Еще одна странность, я не только девушка Морозова, но и вполне, по мнению его тети, могу быть беременной от ее замечательного племянника. Слишком для меня. Примерять роль матери его ребенка это действительно слишком. Девушка на вечер вполне сойдет. Не представляю себя беременной, Глебу нужна другая для этой святой миссии. Чистая, не связанная с поганым гадюшным клубом, Шакалом, братьями Шиловыми, которым Морозов переломает все кости, когда встретит. Нетронутая в четырнадцать лет, не жертва насилия с психологической травмой на всю жизнь.

— Ты чего загрустила? Или кто обидел? Губа почему разбита и синяк?

Женщина задрала мне голову, внимательно всматриваясь в мое лицо.

— Это ведь не Глеб? Он не мог, — у самой в глазах ни капли сомнения в своих словах.

— Нет, это не он. Случайно вышло. Упала.

— Мой мальчик пальцем не тронет женщину, а уж такую красивую тем более.

— Да, конечно, наш любимый мальчик святой, просто ахуительно святой, не хватает нимба и крыльев.

Поворачиваю голову на голос, в дверном проеме стоит мужчина, растрепанные волосы, опухшее лицо, грязная футболка и семейные трусы. Типичный алкаш, у меня весь подъезд в таких персонажах.

— Антон, прекрати, — Алевтина поджимает губы, отворачивается, продолжает собирать на стол.

— А кто тут у нас? Ох ты, какая цыпочка. Везет Глебу, все при нем, тачка, работа, статус и баб трахает красивых.

Рассматриваю это явление внимательнее, а саму начинает потряхивать. Дружки отчима, да и сам он, такими же зверьками были, когда бухали несколько дней подряд. Мне хотелось закрыть все форточки, включить газ и уйти на несколько дней. И чего, дура, не сделала так?

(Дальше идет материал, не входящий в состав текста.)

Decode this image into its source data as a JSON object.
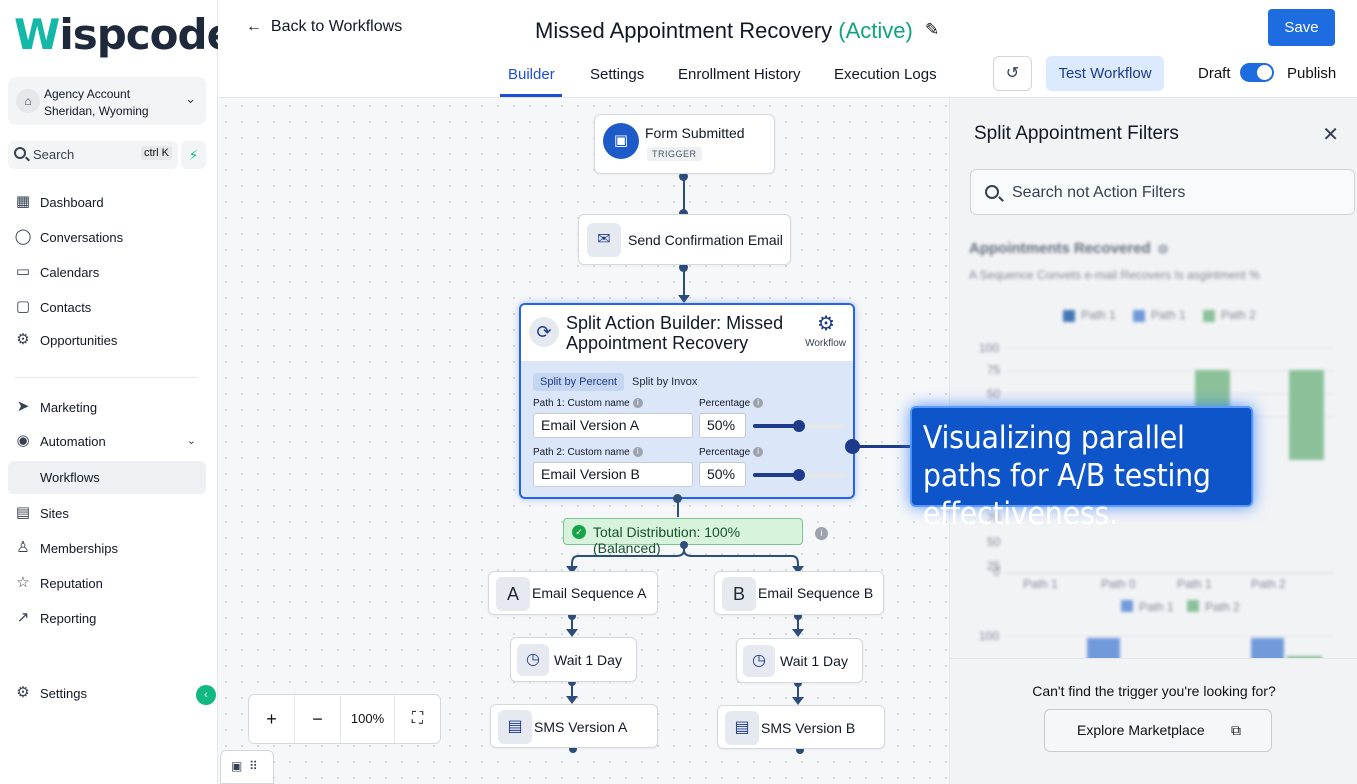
{
  "brand": {
    "logo_w": "W",
    "logo_rest": "ispcode"
  },
  "account": {
    "title": "Agency Account",
    "subtitle": "Sheridan, Wyoming"
  },
  "search": {
    "label": "Search",
    "shortcut": "ctrl K"
  },
  "sidebar": {
    "items": [
      {
        "label": "Dashboard",
        "icon": "grid-icon"
      },
      {
        "label": "Conversations",
        "icon": "chat-icon"
      },
      {
        "label": "Calendars",
        "icon": "calendar-icon"
      },
      {
        "label": "Contacts",
        "icon": "contacts-icon"
      },
      {
        "label": "Opportunities",
        "icon": "funnel-icon"
      },
      {
        "label": "Marketing",
        "icon": "send-icon"
      },
      {
        "label": "Automation",
        "icon": "automation-icon"
      },
      {
        "label": "Workflows",
        "icon": ""
      },
      {
        "label": "Sites",
        "icon": "sites-icon"
      },
      {
        "label": "Memberships",
        "icon": "membership-icon"
      },
      {
        "label": "Reputation",
        "icon": "star-icon"
      },
      {
        "label": "Reporting",
        "icon": "trend-icon"
      },
      {
        "label": "Settings",
        "icon": "gear-icon"
      }
    ]
  },
  "header": {
    "back_label": "Back to Workflows",
    "workflow_title": "Missed Appointment Recovery",
    "workflow_status": "(Active)",
    "save_label": "Save",
    "tabs": [
      "Builder",
      "Settings",
      "Enrollment History",
      "Execution Logs"
    ],
    "test_label": "Test Workflow",
    "draft_label": "Draft",
    "publish_label": "Publish",
    "published": true
  },
  "canvas": {
    "trigger": {
      "label": "Form Submitted",
      "badge": "TRIGGER"
    },
    "confirm_email": {
      "label": "Send Confirmation Email"
    },
    "split": {
      "title": "Split Action Builder: Missed Appointment Recovery",
      "workflow_label": "Workflow",
      "tab_percent": "Split by Percent",
      "tab_invox": "Split by Invox",
      "path1_label": "Path 1: Custom name",
      "path1_value": "Email Version A",
      "path1_pct_label": "Percentage",
      "path1_pct": "50%",
      "path1_fraction": 0.5,
      "path2_label": "Path 2: Custom name",
      "path2_value": "Email Version B",
      "path2_pct_label": "Percentage",
      "path2_pct": "50%",
      "path2_fraction": 0.5
    },
    "distribution": "Total Distribution: 100% (Balanced)",
    "branch_a": {
      "letter": "A",
      "label": "Email Sequence A",
      "wait": "Wait 1 Day",
      "sms": "SMS Version A"
    },
    "branch_b": {
      "letter": "B",
      "label": "Email Sequence B",
      "wait": "Wait 1 Day",
      "sms": "SMS Version B"
    },
    "zoom_level": "100%"
  },
  "callout": {
    "text": "Visualizing parallel paths for A/B testing effectiveness."
  },
  "panel": {
    "title": "Split Appointment Filters",
    "search_placeholder": "Search not Action Filters",
    "chart_title": "Appointments Recovered",
    "chart_subtitle": "A Sequence Convets e-mail Recovers Is asgintment %",
    "legend": [
      "Path 1",
      "Path 1",
      "Path 2"
    ],
    "legend2": [
      "Path 1",
      "Path 2"
    ],
    "x_labels": [
      "Path 1",
      "Path 0",
      "Path 1",
      "Path 2"
    ],
    "footer_question": "Can't find the trigger you're looking for?",
    "marketplace_label": "Explore Marketplace"
  },
  "colors": {
    "accent": "#1d6ce0",
    "active_status": "#10a37f",
    "node_border": "#2563eb",
    "success": "#16a34a"
  }
}
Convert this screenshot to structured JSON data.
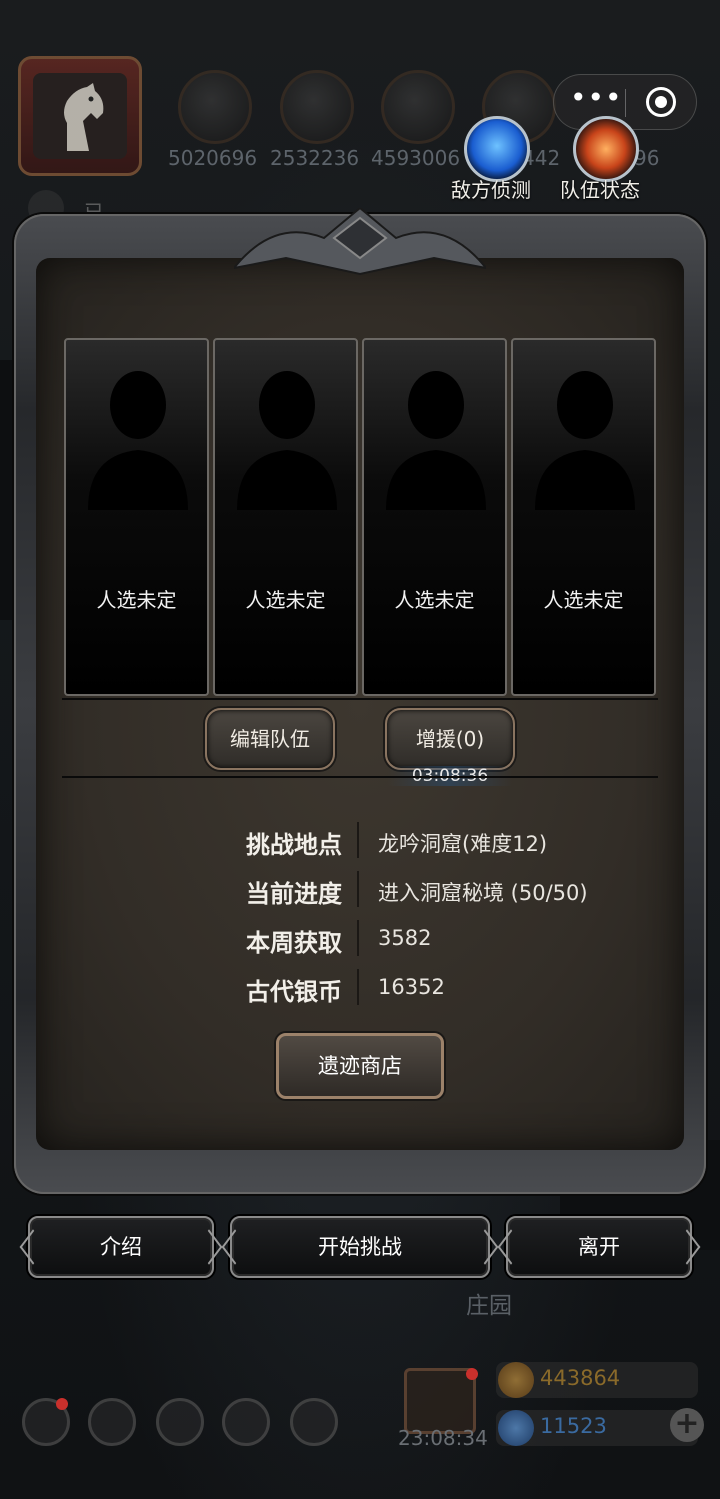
{
  "top_bar": {
    "resources": [
      {
        "icon": "meat-icon",
        "value": "5020696"
      },
      {
        "icon": "wood-icon",
        "value": "2532236"
      },
      {
        "icon": "iron-icon",
        "value": "4593006"
      },
      {
        "icon": "crystal-icon",
        "value": "442"
      },
      {
        "icon": "fire-resource-icon",
        "value": "96"
      }
    ],
    "enemy_scout_label": "敌方侦测",
    "team_status_label": "队伍状态",
    "hidden_label": "已..."
  },
  "team": {
    "slots": [
      {
        "label": "人选未定"
      },
      {
        "label": "人选未定"
      },
      {
        "label": "人选未定"
      },
      {
        "label": "人选未定"
      }
    ],
    "edit_team_label": "编辑队伍",
    "reinforce_label": "增援(0)",
    "timer": "03:08:36"
  },
  "info": {
    "rows": [
      {
        "label": "挑战地点",
        "value": "龙吟洞窟(难度12)"
      },
      {
        "label": "当前进度",
        "value": "进入洞窟秘境 (50/50)"
      },
      {
        "label": "本周获取",
        "value": "3582"
      },
      {
        "label": "古代银币",
        "value": "16352"
      }
    ],
    "shop_label": "遗迹商店"
  },
  "actions": {
    "intro_label": "介绍",
    "start_label": "开始挑战",
    "leave_label": "离开"
  },
  "bottom_bar": {
    "location": "庄园",
    "gift_timer": "23:08:34",
    "gold": "443864",
    "gems": "11523",
    "plus": "+"
  },
  "colors": {
    "panel_bg": "#322d27",
    "accent_gold": "#9c826a",
    "gold_text": "#8a6a2a",
    "gem_text": "#3a6aa0"
  }
}
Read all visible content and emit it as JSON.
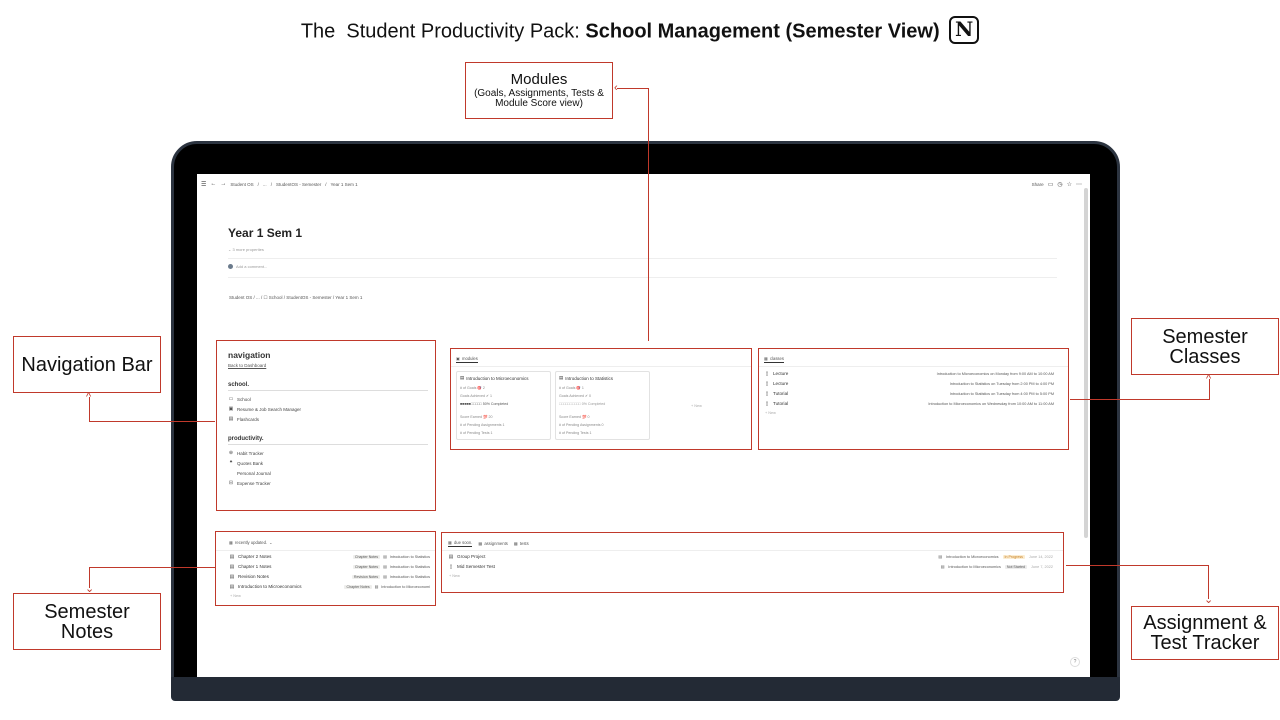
{
  "headline": {
    "prefix": "The  Student Productivity Pack: ",
    "bold": "School Management (Semester View)",
    "logo": "N"
  },
  "callouts": {
    "modules_title": "Modules",
    "modules_sub": "(Goals, Assignments, Tests & Module Score view)",
    "navigation": "Navigation Bar",
    "classes_line1": "Semester",
    "classes_line2": "Classes",
    "notes_line1": "Semester",
    "notes_line2": "Notes",
    "tracker_line1": "Assignment &",
    "tracker_line2": "Test Tracker"
  },
  "topbar": {
    "breadcrumb": [
      "Student OS",
      "...",
      "StudentOS - Semester",
      "Year 1 Sem 1"
    ],
    "share": "Share"
  },
  "page": {
    "title": "Year 1 Sem 1",
    "more_properties": "3 more properties",
    "add_comment": "Add a comment...",
    "breadcrumb": "Student OS  /  ...  /  ☐ School  /  StudentOS - Semester  /  Year 1 Sem 1"
  },
  "navigation": {
    "heading": "navigation",
    "back": "Back to Dashboard",
    "school_heading": "school.",
    "school_items": [
      "School",
      "Resume & Job Search Manager",
      "Flashcards"
    ],
    "productivity_heading": "productivity.",
    "productivity_items": [
      "Habit Tracker",
      "Quotes Bank",
      "Personal Journal",
      "Expense Tracker"
    ]
  },
  "modules": {
    "tab": "modules",
    "new": "+  New",
    "cards": [
      {
        "title": "Introduction to Microeconomics",
        "goals": "# of Goals 🎯  2",
        "achieved": "Goals Achieved ✔  1",
        "progress": "■■■■■□□□□□ 50% Completed",
        "score": "Score Earned 💯  20",
        "pending_assign": "# of Pending Assignments  1",
        "pending_tests": "# of Pending Tests  1"
      },
      {
        "title": "Introduction to Statistics",
        "goals": "# of Goals 🎯  1",
        "achieved": "Goals Achieved ✔  0",
        "progress": "□□□□□□□□□□ 0% Completed",
        "score": "Score Earned 💯  0",
        "pending_assign": "# of Pending Assignments  0",
        "pending_tests": "# of Pending Tests  1"
      }
    ]
  },
  "classes": {
    "tab": "classes",
    "new": "+  New",
    "rows": [
      {
        "name": "Lecture",
        "detail": "Introduction to Microeconomics on Monday from 9:00 AM to 10:00 AM"
      },
      {
        "name": "Lecture",
        "detail": "Introduction to Statistics on Tuesday from 2:00 PM to 4:00 PM"
      },
      {
        "name": "Tutorial",
        "detail": "Introduction to Statistics on Tuesday from 4:00 PM to 5:00 PM"
      },
      {
        "name": "Tutorial",
        "detail": "Introduction to Microeconomics on Wednesday from 10:00 AM to 11:00 AM"
      }
    ]
  },
  "notes": {
    "tab": "recently updated.",
    "new": "+  New",
    "rows": [
      {
        "name": "Chapter 2 Notes",
        "tag": "Chapter Notes",
        "module": "Introduction to Statistics"
      },
      {
        "name": "Chapter 1 Notes",
        "tag": "Chapter Notes",
        "module": "Introduction to Statistics"
      },
      {
        "name": "Revision Notes",
        "tag": "Revision Notes",
        "module": "Introduction to Statistics"
      },
      {
        "name": "Introduction to Microeconomics",
        "tag": "Chapter Notes",
        "module": "Introduction to Microeconomi"
      }
    ]
  },
  "tracker": {
    "tabs": [
      "due soon.",
      "assignments",
      "tests"
    ],
    "new": "+  New",
    "rows": [
      {
        "name": "Group Project",
        "module": "Introduction to Microeconomics",
        "status": "In Progress",
        "date": "June 14, 2022"
      },
      {
        "name": "Mid Semester Test",
        "module": "Introduction to Microeconomics",
        "status": "Not Started",
        "date": "June 7, 2022"
      }
    ]
  },
  "help": "?",
  "colors": {
    "callout_border": "#c0392b",
    "laptop": "#000000",
    "status_in_progress": "#fbecd0",
    "status_not_started": "#ececec"
  }
}
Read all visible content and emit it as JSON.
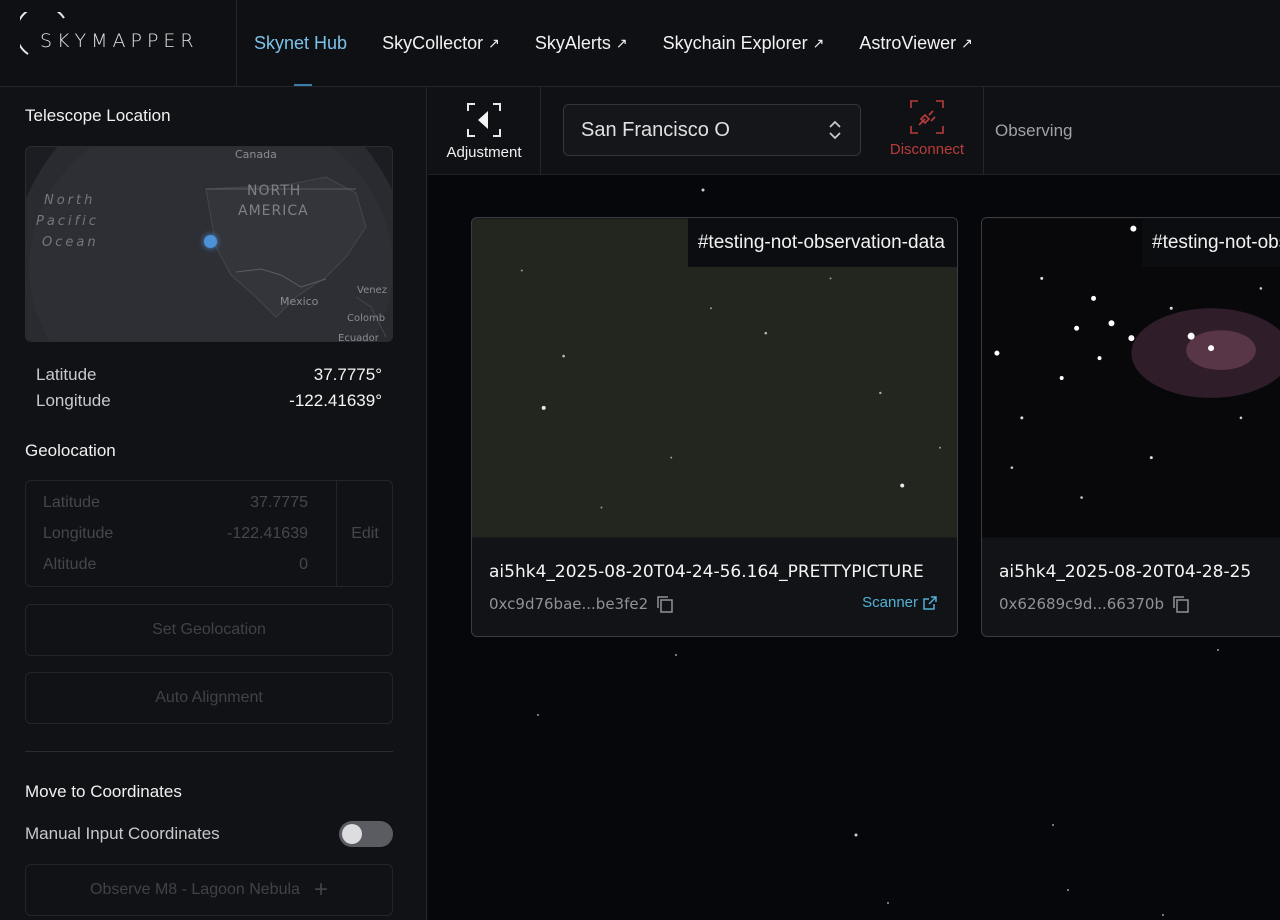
{
  "brand": {
    "name": "SKYMAPPER"
  },
  "nav": {
    "items": [
      {
        "label": "Skynet Hub",
        "external": false,
        "active": true
      },
      {
        "label": "SkyCollector",
        "external": true,
        "active": false
      },
      {
        "label": "SkyAlerts",
        "external": true,
        "active": false
      },
      {
        "label": "Skychain Explorer",
        "external": true,
        "active": false
      },
      {
        "label": "AstroViewer",
        "external": true,
        "active": false
      }
    ],
    "external_glyph": "↗"
  },
  "sidebar": {
    "telescope_location": {
      "title": "Telescope Location",
      "map_labels": {
        "canada": "Canada",
        "north_america_1": "NORTH",
        "north_america_2": "AMERICA",
        "pacific_1": "North",
        "pacific_2": "Pacific",
        "pacific_3": "Ocean",
        "mexico": "Mexico",
        "venezuela": "Venez",
        "colombia": "Colomb",
        "ecuador": "Ecuador"
      },
      "latitude_label": "Latitude",
      "latitude_value": "37.7775°",
      "longitude_label": "Longitude",
      "longitude_value": "-122.41639°"
    },
    "geolocation": {
      "title": "Geolocation",
      "rows": [
        {
          "label": "Latitude",
          "value": "37.7775"
        },
        {
          "label": "Longitude",
          "value": "-122.41639"
        },
        {
          "label": "Altitude",
          "value": "0"
        }
      ],
      "edit_label": "Edit",
      "set_button": "Set Geolocation",
      "auto_button": "Auto Alignment"
    },
    "move": {
      "title": "Move to Coordinates",
      "manual_label": "Manual Input Coordinates",
      "manual_enabled": false,
      "observe_button": "Observe M8 - Lagoon Nebula",
      "observe_icon": "+"
    }
  },
  "toolbar": {
    "adjustment_label": "Adjustment",
    "location_select": "San Francisco O",
    "disconnect_label": "Disconnect",
    "status": "Observing"
  },
  "cards": [
    {
      "tag": "#testing-not-observation-data",
      "filename": "ai5hk4_2025-08-20T04-24-56.164_PRETTYPICTURE",
      "hash": "0xc9d76bae...be3fe2",
      "link": "Scanner"
    },
    {
      "tag": "#testing-not-observation-data",
      "filename": "ai5hk4_2025-08-20T04-28-25",
      "hash": "0x62689c9d...66370b",
      "link": ""
    }
  ],
  "colors": {
    "accent": "#7cc3ea",
    "danger": "#b93c3a",
    "link": "#4fb2d6",
    "map_pin": "#4d91d8"
  }
}
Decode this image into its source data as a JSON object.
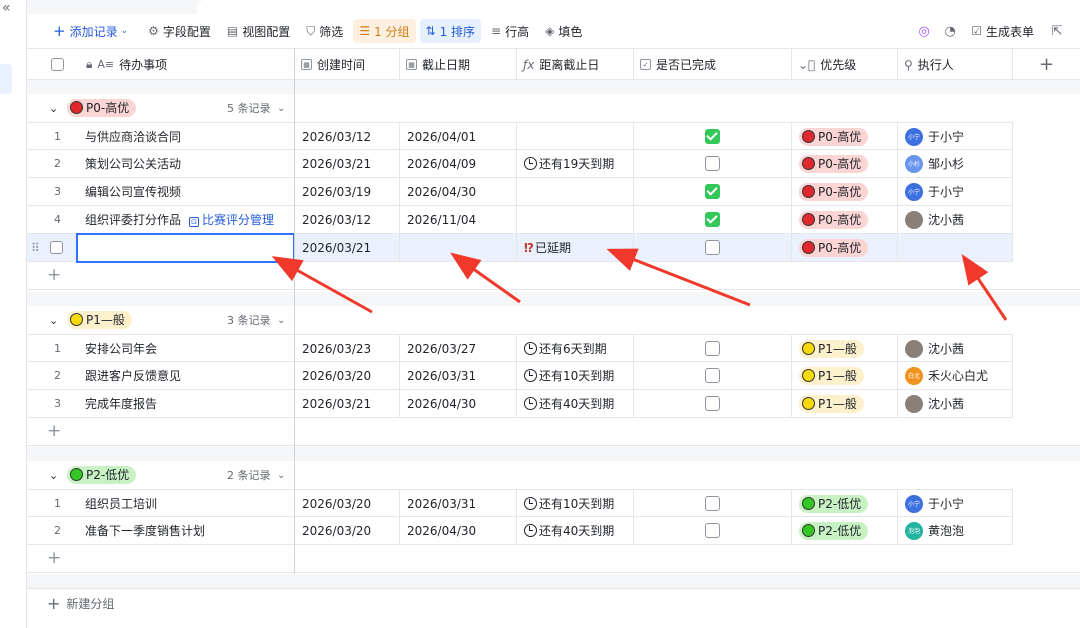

— А ты значит невезучий и просто дрочишь? Бабы не дают?

Не стесняясь прекрасной и милой женщины, смотрю на этот кусок дерьма перед собой, а то, что он говно, это видно сразу. Не подбирая выражения и слова, говорю, что думаю. Мужик замирает на месте, смотрит на меня, моргая заплывшими глазенками.

— Ты, блядь, кто такая?

— Антон, прекрати! Зачем опять начинаешь скандал? Тебе прошлого раза мало? Лучше познакомься с девушкой Глеба.

— Агата, это Антон, мой сын и брат Глеба.

Смотрю, как Антон ведет головой, потирая челюсть, видимо еще помнит тот раз, а я лишь злорадно улыбаюсь прямо в его глаза. Нет, мне не страшно или стыдно, мне противно, а еще обидно, что у такой прекрасной женщины такой сын. Хотя не мое это дело.

— А ты тоже достанешься мне? Ну я ведь все донашиваю за нашим любимым мальчиком. Его бабу тоже могу дотрахать.

Не понимаю, как так вышло, но чистый гнев захлестывает разум, резко поднимаюсь, мой кулак летит ему точно в кадык, как учил Свят, вот только я вспомнила об этом именно сейчас. Антон хватается за шею, открыв рот, жадно глотает воздух, а во мне все кипит.

— Антон, господи!

— Что здесь происходит? — громкий голос Глеба на всю кухню.

— Твоя шлюха чуть не убила меня, тварь бешеная!

В два шага Глеб оказывается рядом с ним, вот уже на пол летят тарелки, а Антона со всей силой ударяют об стол лицом.

— Кого ты, тварь, шлюхой назвал? А ну, повтори?

Я не видела еще его таким. Каменное лицо, плотно сжатая челюсть, в голосе лед, сбитые костяшки пальцев, что сжимают шею Антона, побелели. Глеб смотрит лишь на него, четко и громко повторяя свой вопрос.

— Отпусти! Отпусти, больно!

— Глеб, господи, даже что ж это такое, — Алевтина стоит в стороне, зажав рот рукой.

— Что надо сказать?

— Прости, прости!

— Я говорил тебе, что если увижу, что бухаешь, поедешь на принудительные работы? Говорил?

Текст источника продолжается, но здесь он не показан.